Guardare dentro Casale di Scodosia è come usare una lente d’ingrandimento sul secessionismo alla veneta. Innanzitutto, qui Flavio Contin, 72 anni, è un «personaggio positivo», inutile girare intorno alla questione: «Flavio è un ragazzo che non denega l’assalto del ‘97, portato a termine con Faccia, con il nipote e con gli altri. Anzi si era ricomprato il tanko, quello comparso sui telegiornali di tutto il mondo quando è arrivato in piazza San Marco.

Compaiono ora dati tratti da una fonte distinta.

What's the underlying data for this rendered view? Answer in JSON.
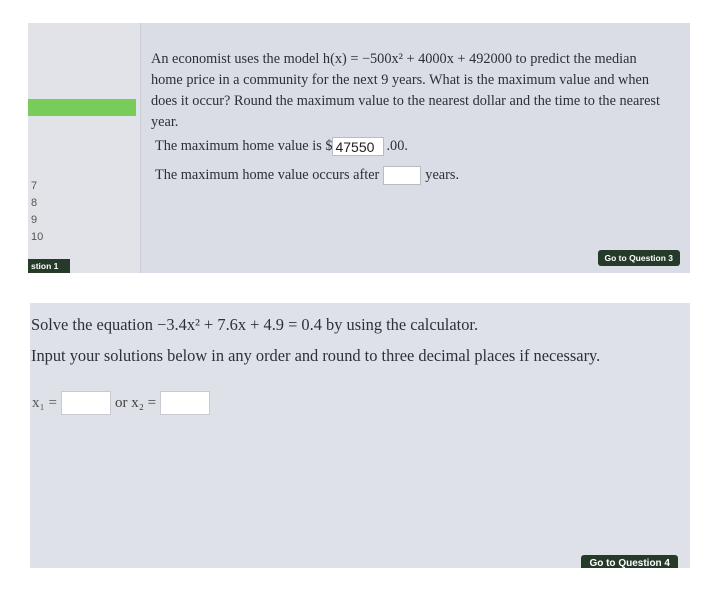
{
  "question2": {
    "line1": "An economist uses the model h(x) = −500x² + 4000x + 492000 to predict the median",
    "line2": "home price in a community for the next 9 years. What is the maximum value and when",
    "line3": "does it occur? Round the maximum value to the nearest dollar and the time to the nearest",
    "line4": "year.",
    "max_value_prefix": "The maximum home value is $",
    "max_value_input": "47550",
    "max_value_suffix": ".00.",
    "occurs_prefix": "The maximum home value occurs after",
    "occurs_input": "",
    "occurs_suffix": "years.",
    "next_button": "Go to Question 3"
  },
  "sidebar": {
    "numbers": [
      "7",
      "8",
      "9",
      "10"
    ],
    "tab_label": "stion 1",
    "progress_color": "#77cc5a"
  },
  "question3": {
    "line1": "Solve the equation −3.4x² + 7.6x + 4.9 = 0.4 by using the calculator.",
    "line2": "Input your solutions below in any order and round to three decimal places if necessary.",
    "x1_label": "x₁ =",
    "or_label": "or x₂ =",
    "x1_value": "",
    "x2_value": "",
    "next_button": "Go to Question 4"
  },
  "colors": {
    "button_bg": "#263a2a",
    "panel_bg": "#dadde6"
  }
}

Lo teneva nel cortile di casa, lo mostrava a tutti, fiero». Fiero di che cosa, esattamente? «L’ha fatto con le sue mani, e quando uno fa una cosa con le sue mani, ci tiene… ».
Qualche «pacca» in galera l’ha presa, così ha raccontato, ma il capo della banda del tanko «è rimasto incrollabile e nelle settimane scorse ha raccolto anche le firme per il referendum “Veneto Libero”. E se voi pensate che Matteo Renzi governa l’Italia intera con i tre milioni di voti delle primarie del suo partito, e qui abbiamo preso due milioni in una regione soltanto…». Sono queste le parole degli amici del bar, a Casale di Scodosia, e sanno tutti che Contin è a casa sua. Vista l’età non l’hanno trascinato in cella, come gli altri: «Non posso parlare », sussurra al citofono, protetto da un veneziano Leone alato.
Poco dopo esce il fratello gemello, tuta e auto furgonata. «Sapeva che erano controllati, non puoi fare nemmeno un fischio, ormai », dice. Veramente, si parla di un carro blindato alto quattro metri, pesante tonnellate, pronto a una nuova azione clamorosa: «Scusate, ma vado. Oggi — si lamenta il gemello del secessionista — non riesco a rendere bene sul lavoro».
Lavoro come religione, questa è anche la bassa padovana, dove i fallimenti personali s’incastonano nella crisi del sistema: moltissime insegne abbandonate annunciano infatti «mobili d’antiquariato », realizzati da contemporanei. E chi li compra, oggi? Ma come cambiare produzione? A queste domande non s’è trovata risposta industriale e commerciale, non da parte della maggioranza. Lo scontento dilaga, i soldi spariscono. Sul retro di alcuni camion si legge: «La Madonnina, vanto di Milano. Il Colosseo, vanto di Roma. Tangenziale di Mestre, vergogna veneta».
Questa «vergogna» era uno dei tasti più battuti dal secondo amico fidato di Contin, il terzo pezzo grosso del secessionismo finito ieri nei guai. È un ex parlamentare della Liga, sottosegretario agli esteri del primo governo Berlusconi, Franco Rocchetta. Anni e anni fa, aveva cacciato Faccia, adesso era erano tornati «in buona», s’erano impegnati appassionatamente sul doppio livello:
quello pubblico sul referendum, quello sotterraneo, con il carrarmato casalingo. Rocchetta era andato a scovare l’ex ambasciatore della Georgia in Italia, Beglar Davit Tavartkiladze, lo usava come «osservatore» sul voto del referendum veneto. Eppure, quando sono entrati in una casa che definire disordinata è poco (la Scientifica ha realizzato qualche filmato), al momento del sequestro del computer, Rocchetta è scattato, ma non per la politica: «Attenzione, troverete del materiale porno».
Questo è il trio che rappresenta «l’anima» del complotto secessionista. Quel loro voler cannoneggiare la statua di Garibaldi, non è più un segreto. E nemmeno un sogno politico. Sembra ormai l’ultima inevitabile sconfitta della banda del tanko, gente di periferia nella periferia, troppo esperta in dialetti morenti, ignara persino delle microspie dell’antiterrorismo, eppure maniacalmente sempre pronta alla guerra.